I think you're looking for python descriptors.

class MyDescriptor(object):
    def __init__(self, protected_attr_name):
        self.attr = protected_attr_name

    def __get__(self, obj, objtype):
        return getattr(obj, self.attr)

    def __set__(self, obj, value):
        #setattr(obj, self.attr, value)
        raise AttributeError("Can't set attribute")

class Foo(object):
    def __init__(self, k, v):
        setattr(self.__class__, k, MyDescriptor("_" + k))
        setattr(self, "_" + k, v)

f = Foo("v", 42)
print f.v   # Prints 42
try:
    f.v = 32
except AttributeError:
    pass
print f.v  # Prints 42

Here you can do whatever you want to control access in the __get__ and __set__ methods.
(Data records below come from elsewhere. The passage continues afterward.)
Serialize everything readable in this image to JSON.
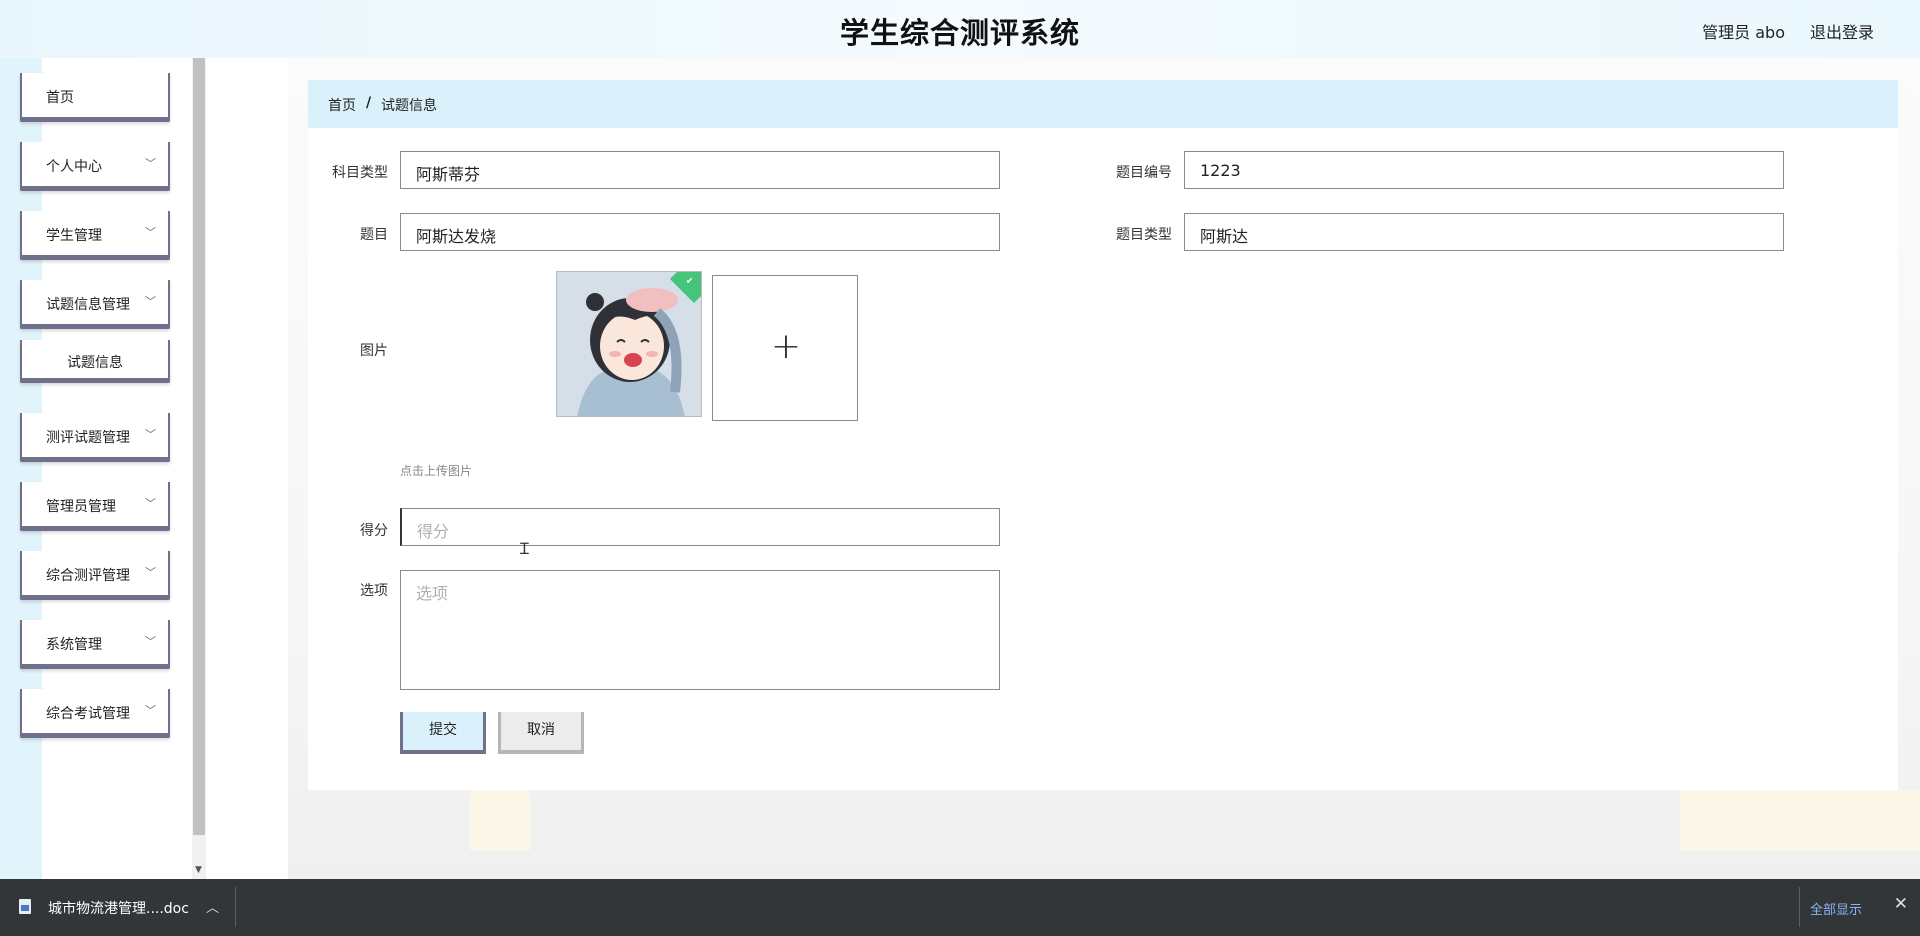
{
  "header": {
    "title": "学生综合测评系统",
    "user": "管理员 abo",
    "logout": "退出登录"
  },
  "sidebar": {
    "items": [
      {
        "label": "首页",
        "has_children": false
      },
      {
        "label": "个人中心",
        "has_children": true
      },
      {
        "label": "学生管理",
        "has_children": true
      },
      {
        "label": "试题信息管理",
        "has_children": true
      },
      {
        "label": "试题信息",
        "is_sub": true
      },
      {
        "label": "测评试题管理",
        "has_children": true
      },
      {
        "label": "管理员管理",
        "has_children": true
      },
      {
        "label": "综合测评管理",
        "has_children": true
      },
      {
        "label": "系统管理",
        "has_children": true
      },
      {
        "label": "综合考试管理",
        "has_children": true
      }
    ]
  },
  "breadcrumb": {
    "home": "首页",
    "separator": "/",
    "current": "试题信息"
  },
  "form": {
    "subject_type": {
      "label": "科目类型",
      "value": "阿斯蒂芬"
    },
    "question_no": {
      "label": "题目编号",
      "value": "1223"
    },
    "question": {
      "label": "题目",
      "value": "阿斯达发烧"
    },
    "question_type": {
      "label": "题目类型",
      "value": "阿斯达"
    },
    "image": {
      "label": "图片",
      "upload_hint": "点击上传图片",
      "add_icon": "+"
    },
    "score": {
      "label": "得分",
      "placeholder": "得分"
    },
    "options": {
      "label": "选项",
      "placeholder": "选项"
    },
    "submit": "提交",
    "cancel": "取消"
  },
  "download_bar": {
    "filename": "城市物流港管理....doc",
    "show_all": "全部显示"
  },
  "colors": {
    "accent_light": "#daf1fc",
    "menu_border": "#70708c",
    "shelf_bg": "#323639"
  }
}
If you call obj.get_v in __get__ and obj.set_v in __set__, this is very close to the actual implementation of a property, as you can see in the above link.

Edit: Fixed. I should have read that page better myself. Quoting:

For objects, the machinery is in object.__getattribute__ which transforms b.x into type(b).__dict__['x'].__get__(b, type(b))

So if you put descriptors in the __dict__ of the instance, they'll simply get overwritten when you set that attribute to a new value.